Key Functions and Purpose
Manifolds are designed to perform several essential functions in subsea production systems:
- Flow Routing: Directing production from multiple wells into a common export pipeline or separating injection fluids to individual wells.
- Isolation and Control: Using valves to isolate individual wells or sections for maintenance, testing, or emergency shutdown without affecting other wells.
- Metering and Monitoring: Providing connection points for sensors, flow meters, and pressure/temperature gauges to monitor well performance and fluid properties.
- Chemical Injection: Distributing chemicals (e.g., corrosion inhibitors, scale inhibitors, methanol) to multiple wells from a single injection point.
- Pressure Management: Balancing pressures across different flow paths to prevent backflow or overpressure conditions.
Types of Subsea Manifolds
Manifolds are categorized based on their configuration and application. The most common types include:
| Type | Description | Typical Use |
|---|---|---|
| Production Manifold | Collects produced fluids from multiple subsea wells and routes them to a single export pipeline or riser. | Deepwater fields with multiple wells tied back to a host platform or FPSO. |
| Injection Manifold | Distributes injection fluids (water, gas, or chemicals) from a source to multiple injection wells. | Waterflood or gas injection projects for reservoir pressure maintenance. |
| Test Manifold | Allows individual wells to be isolated and routed to a test separator for well testing while other wells continue production. | Fields requiring periodic well performance evaluation. |
| PLEM (Pipeline End Manifold) | A manifold installed at the end of a pipeline to connect multiple flowlines or jumpers from wells. | Satellite well tie-backs to a main pipeline. |
| Template Manifold | Integrated with a subsea template that supports multiple well slots and provides structural foundation. | Large-scale developments with clustered wells. |
Design and Construction
Subsea manifolds are engineered to withstand extreme environmental conditions, including high pressures (up to 15,000 psi or more), low temperatures, corrosive seawater, and potential hydrate formation. Key design features include:
- Materials: Corrosion-resistant alloys (e.g., duplex stainless steel, Inconel) or carbon steel with protective coatings and cathodic protection.

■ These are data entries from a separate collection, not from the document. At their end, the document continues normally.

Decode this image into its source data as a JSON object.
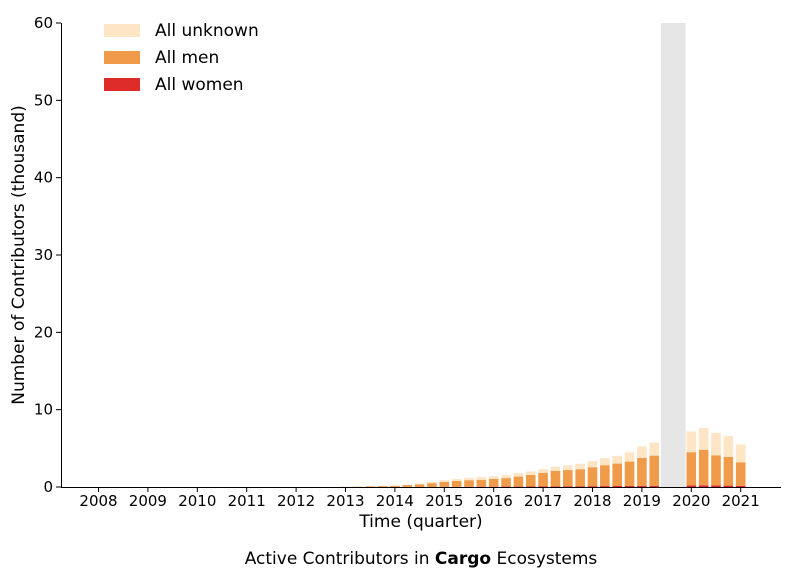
{
  "chart_data": {
    "type": "bar",
    "stacked": true,
    "title": "",
    "caption": {
      "prefix": "Active Contributors in ",
      "bold": "Cargo",
      "suffix": " Ecosystems"
    },
    "xlabel": "Time (quarter)",
    "ylabel": "Number of Contributors (thousand)",
    "ylim": [
      0,
      60
    ],
    "yticks": [
      0,
      10,
      20,
      30,
      40,
      50,
      60
    ],
    "xticks": [
      "2008",
      "2009",
      "2010",
      "2011",
      "2012",
      "2013",
      "2014",
      "2015",
      "2016",
      "2017",
      "2018",
      "2019",
      "2020",
      "2021"
    ],
    "grid": false,
    "legend_position": "top-left",
    "colors": {
      "All unknown": "#fde5c6",
      "All men": "#f09b4a",
      "All women": "#dd2c28",
      "gap": "#e6e6e6"
    },
    "gap_period": [
      "2019 Q3",
      "2019 Q4"
    ],
    "categories": [
      "2013 Q1",
      "2013 Q2",
      "2013 Q3",
      "2013 Q4",
      "2014 Q1",
      "2014 Q2",
      "2014 Q3",
      "2014 Q4",
      "2015 Q1",
      "2015 Q2",
      "2015 Q3",
      "2015 Q4",
      "2016 Q1",
      "2016 Q2",
      "2016 Q3",
      "2016 Q4",
      "2017 Q1",
      "2017 Q2",
      "2017 Q3",
      "2017 Q4",
      "2018 Q1",
      "2018 Q2",
      "2018 Q3",
      "2018 Q4",
      "2019 Q1",
      "2019 Q2",
      "2020 Q1",
      "2020 Q2",
      "2020 Q3",
      "2020 Q4",
      "2021 Q1"
    ],
    "series": [
      {
        "name": "All women",
        "values": [
          0,
          0,
          0,
          0,
          0,
          0,
          0,
          0,
          0.02,
          0.03,
          0.03,
          0.04,
          0.04,
          0.05,
          0.05,
          0.06,
          0.07,
          0.08,
          0.09,
          0.1,
          0.11,
          0.12,
          0.13,
          0.14,
          0.15,
          0.16,
          0.2,
          0.22,
          0.2,
          0.18,
          0.15
        ]
      },
      {
        "name": "All men",
        "values": [
          0.02,
          0.05,
          0.08,
          0.12,
          0.15,
          0.25,
          0.35,
          0.5,
          0.65,
          0.75,
          0.85,
          0.9,
          1.0,
          1.1,
          1.3,
          1.5,
          1.75,
          2.0,
          2.1,
          2.2,
          2.45,
          2.7,
          2.9,
          3.15,
          3.6,
          3.9,
          4.3,
          4.6,
          3.9,
          3.7,
          3.05
        ]
      },
      {
        "name": "All unknown",
        "values": [
          0.01,
          0.02,
          0.03,
          0.05,
          0.05,
          0.05,
          0.1,
          0.15,
          0.2,
          0.25,
          0.3,
          0.35,
          0.35,
          0.4,
          0.45,
          0.45,
          0.5,
          0.55,
          0.6,
          0.7,
          0.8,
          0.9,
          1.0,
          1.2,
          1.5,
          1.7,
          2.7,
          2.8,
          2.9,
          2.7,
          2.3
        ]
      }
    ]
  }
}
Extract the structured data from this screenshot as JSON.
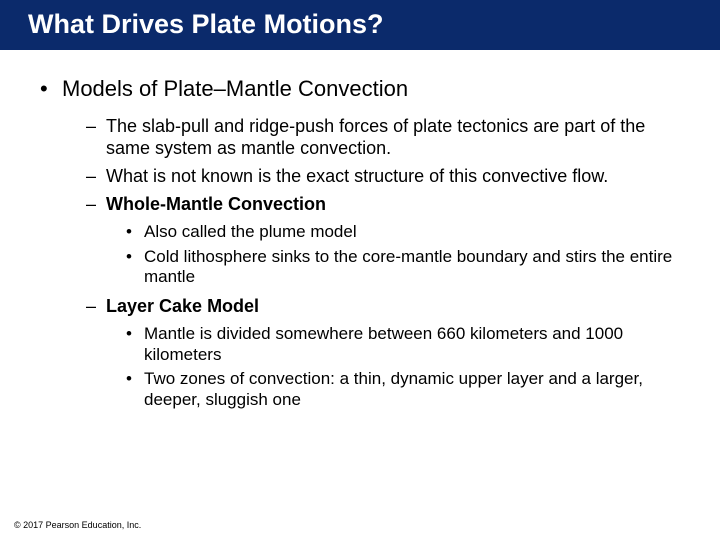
{
  "title": "What Drives Plate Motions?",
  "bullets": {
    "lvl1": "Models of Plate–Mantle Convection",
    "sub1": "The slab-pull and ridge-push forces of plate tectonics are part of the same system as mantle convection.",
    "sub2": "What is not known is the exact structure of this convective flow.",
    "sub3": "Whole-Mantle Convection",
    "sub3a": "Also called the plume model",
    "sub3b": "Cold lithosphere sinks to the core-mantle boundary and stirs the entire mantle",
    "sub4": "Layer Cake Model",
    "sub4a": "Mantle is divided somewhere between 660 kilometers and 1000 kilometers",
    "sub4b": "Two zones of convection: a thin, dynamic upper layer and a larger, deeper, sluggish one"
  },
  "copyright": "© 2017 Pearson Education, Inc.",
  "colors": {
    "title_bg": "#0b2a6b",
    "title_text": "#ffffff",
    "body_text": "#000000",
    "page_bg": "#ffffff"
  },
  "typography": {
    "title_fontsize": 27,
    "lvl1_fontsize": 22,
    "lvl2_fontsize": 18,
    "lvl3_fontsize": 17,
    "copyright_fontsize": 9,
    "font_family": "Arial"
  }
}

- Valves: Gate valves, ball valves, and check valves, often actuated remotely via ROV (Remotely Operated Vehicle) or hydraulic/electric systems.

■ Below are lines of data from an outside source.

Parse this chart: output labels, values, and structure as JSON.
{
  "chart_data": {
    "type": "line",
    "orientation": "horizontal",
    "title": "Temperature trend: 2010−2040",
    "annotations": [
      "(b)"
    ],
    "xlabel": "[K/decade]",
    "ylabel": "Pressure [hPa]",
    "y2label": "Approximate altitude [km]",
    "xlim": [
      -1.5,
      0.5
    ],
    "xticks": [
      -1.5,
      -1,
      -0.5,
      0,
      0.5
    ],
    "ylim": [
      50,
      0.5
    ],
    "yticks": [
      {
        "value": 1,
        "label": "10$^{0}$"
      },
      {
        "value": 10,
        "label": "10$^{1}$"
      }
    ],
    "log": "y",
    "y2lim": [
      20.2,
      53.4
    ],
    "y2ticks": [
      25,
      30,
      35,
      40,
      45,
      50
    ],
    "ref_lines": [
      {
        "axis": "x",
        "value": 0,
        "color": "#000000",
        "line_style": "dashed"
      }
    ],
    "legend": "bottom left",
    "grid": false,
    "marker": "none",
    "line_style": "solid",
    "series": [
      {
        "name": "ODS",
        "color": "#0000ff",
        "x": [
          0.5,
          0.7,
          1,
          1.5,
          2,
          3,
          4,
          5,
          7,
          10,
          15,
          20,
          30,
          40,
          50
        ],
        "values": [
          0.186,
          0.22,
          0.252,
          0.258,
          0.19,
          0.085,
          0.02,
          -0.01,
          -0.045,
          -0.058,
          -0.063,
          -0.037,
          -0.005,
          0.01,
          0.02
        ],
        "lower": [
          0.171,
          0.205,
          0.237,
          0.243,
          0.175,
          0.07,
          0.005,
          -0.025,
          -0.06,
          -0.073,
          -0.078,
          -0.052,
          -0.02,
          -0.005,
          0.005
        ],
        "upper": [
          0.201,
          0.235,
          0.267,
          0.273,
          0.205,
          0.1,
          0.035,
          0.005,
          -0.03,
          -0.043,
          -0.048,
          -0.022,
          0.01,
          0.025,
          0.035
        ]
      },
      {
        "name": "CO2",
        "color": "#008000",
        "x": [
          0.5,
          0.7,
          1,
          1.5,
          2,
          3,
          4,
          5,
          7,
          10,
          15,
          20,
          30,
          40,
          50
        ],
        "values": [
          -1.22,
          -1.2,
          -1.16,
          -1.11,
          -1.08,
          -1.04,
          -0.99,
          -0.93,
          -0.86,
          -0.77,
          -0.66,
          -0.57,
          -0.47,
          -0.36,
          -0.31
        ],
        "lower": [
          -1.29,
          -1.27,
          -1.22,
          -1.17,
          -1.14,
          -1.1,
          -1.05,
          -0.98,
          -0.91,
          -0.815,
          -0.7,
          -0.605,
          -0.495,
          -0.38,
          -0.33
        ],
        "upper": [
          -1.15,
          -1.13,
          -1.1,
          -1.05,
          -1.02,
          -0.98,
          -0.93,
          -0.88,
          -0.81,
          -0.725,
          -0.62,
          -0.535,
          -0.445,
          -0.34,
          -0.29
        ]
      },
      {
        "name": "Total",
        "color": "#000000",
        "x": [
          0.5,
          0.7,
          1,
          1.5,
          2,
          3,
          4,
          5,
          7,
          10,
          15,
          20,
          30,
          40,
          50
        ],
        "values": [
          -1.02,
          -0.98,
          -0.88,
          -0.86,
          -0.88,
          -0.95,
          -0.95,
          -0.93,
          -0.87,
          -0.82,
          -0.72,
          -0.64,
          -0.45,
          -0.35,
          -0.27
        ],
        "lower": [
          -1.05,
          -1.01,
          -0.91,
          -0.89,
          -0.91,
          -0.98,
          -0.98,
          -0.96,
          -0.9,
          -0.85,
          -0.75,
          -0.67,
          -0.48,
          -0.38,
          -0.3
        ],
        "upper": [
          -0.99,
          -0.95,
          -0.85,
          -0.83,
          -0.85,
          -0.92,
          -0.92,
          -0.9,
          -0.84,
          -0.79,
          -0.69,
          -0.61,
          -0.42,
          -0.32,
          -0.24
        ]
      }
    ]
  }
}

- Connectors: Standardized hub connectors (e.g., API 17D) for jumper and flowline connections, allowing easy installation and retrieval.
- Structural Frame: A robust steel frame that supports the piping and protects it from dropped objects and trawling gear.

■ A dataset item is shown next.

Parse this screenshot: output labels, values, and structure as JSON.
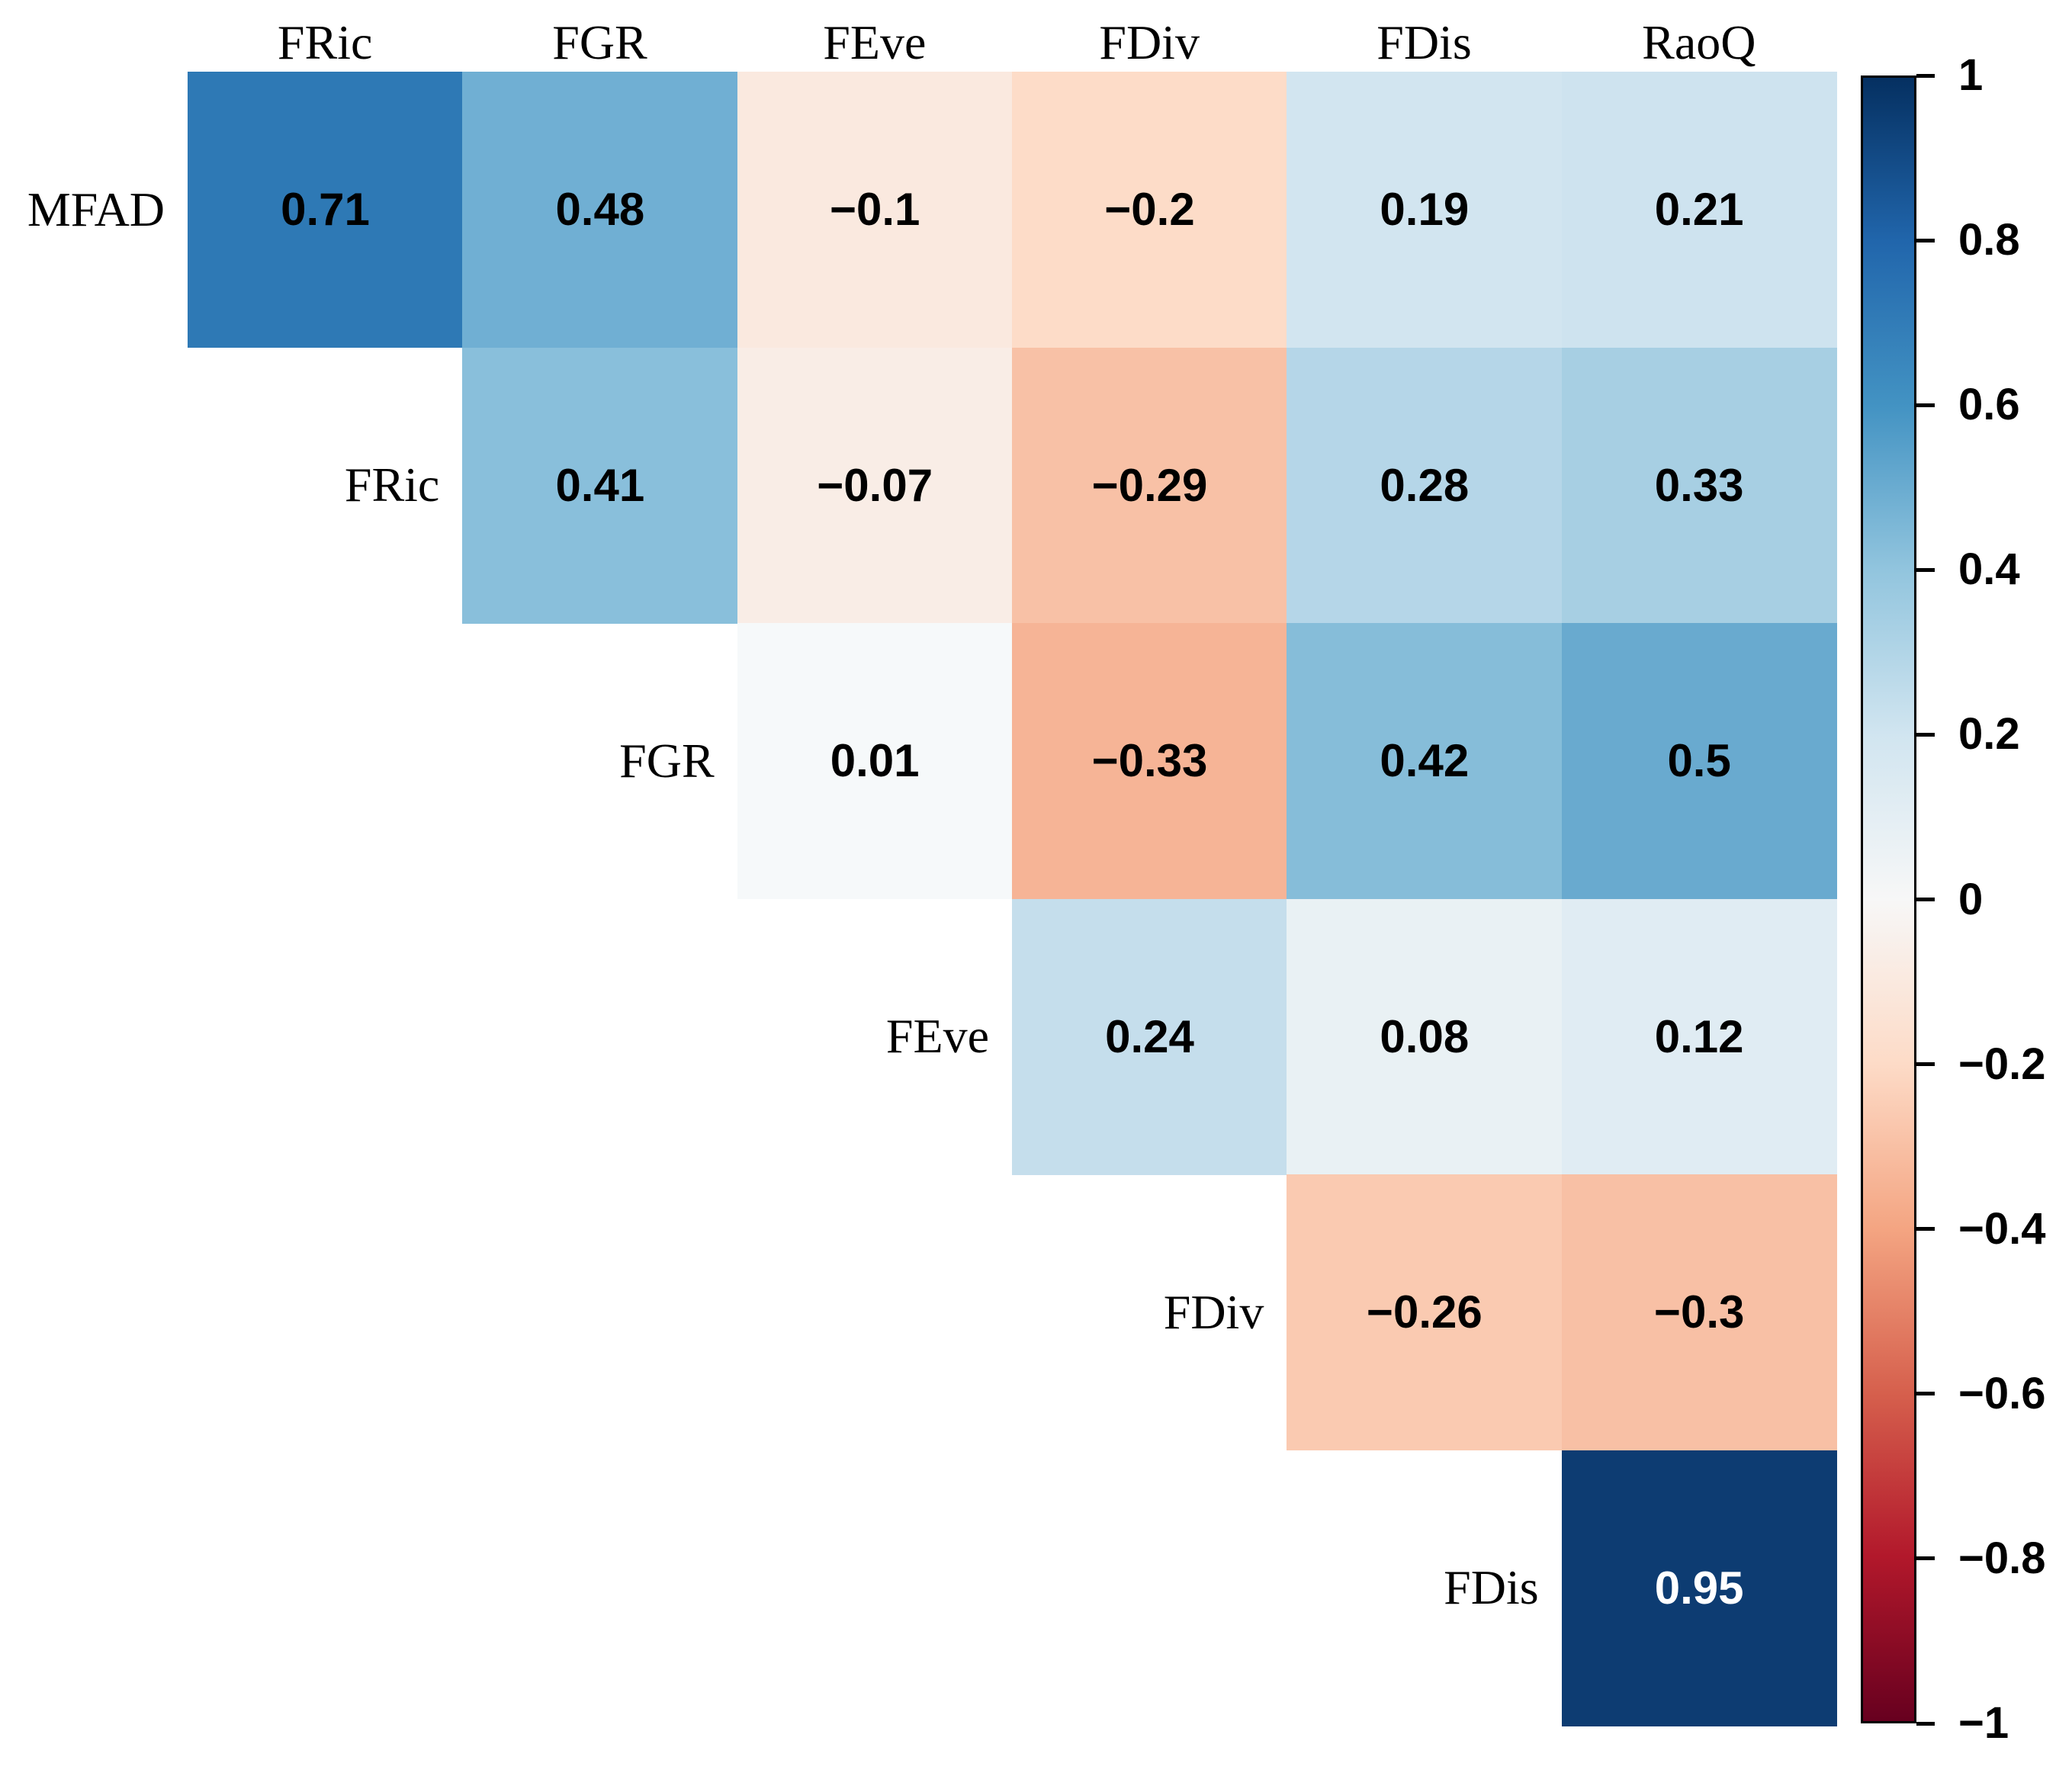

- Control System: Subsea control modules (SCMs) that interface with the topside control system for valve operation and data acquisition.
Installation and Operation
Manifolds are typically installed using heavy-lift vessels or by being lowered from a drilling rig. They are placed on the seabed and connected to wells via flexible or rigid jumpers. Once installed, the manifold becomes a permanent part of the subsea infrastructure, requiring minimal intervention. Regular inspection and maintenance are performed using ROVs to check valve integrity, connector seals, and cathodic protection levels.
Usage Example
In a typical deepwater development, a production manifold receives flow from four subsea wells via individual jumpers. The manifold combines the streams and routes them through a single 12-inch pipeline to an FPSO. During well testing, a test manifold isolates one well and diverts its flow to a test separator on the FPSO, while the other three wells continue producing through the main manifold.
Advantages and Challenges
Manifolds offer significant advantages, such as reducing the number of risers and pipelines, simplifying subsea architecture, and enabling phased field development. However, they also present challenges, including high capital cost, complex installation, and the need for reliable remote operation. Proper design and material selection are critical to avoid failures that could lead to costly shutdowns or environmental incidents.
Related Components
Manifolds are often used in conjunction with other subsea equipment, including subsea trees (Christmas trees), flowline termination assemblies (FTAs), umbilical termination units (UTUs), and subsea distribution units (SDUs). The integration of these components forms a complete subsea production system.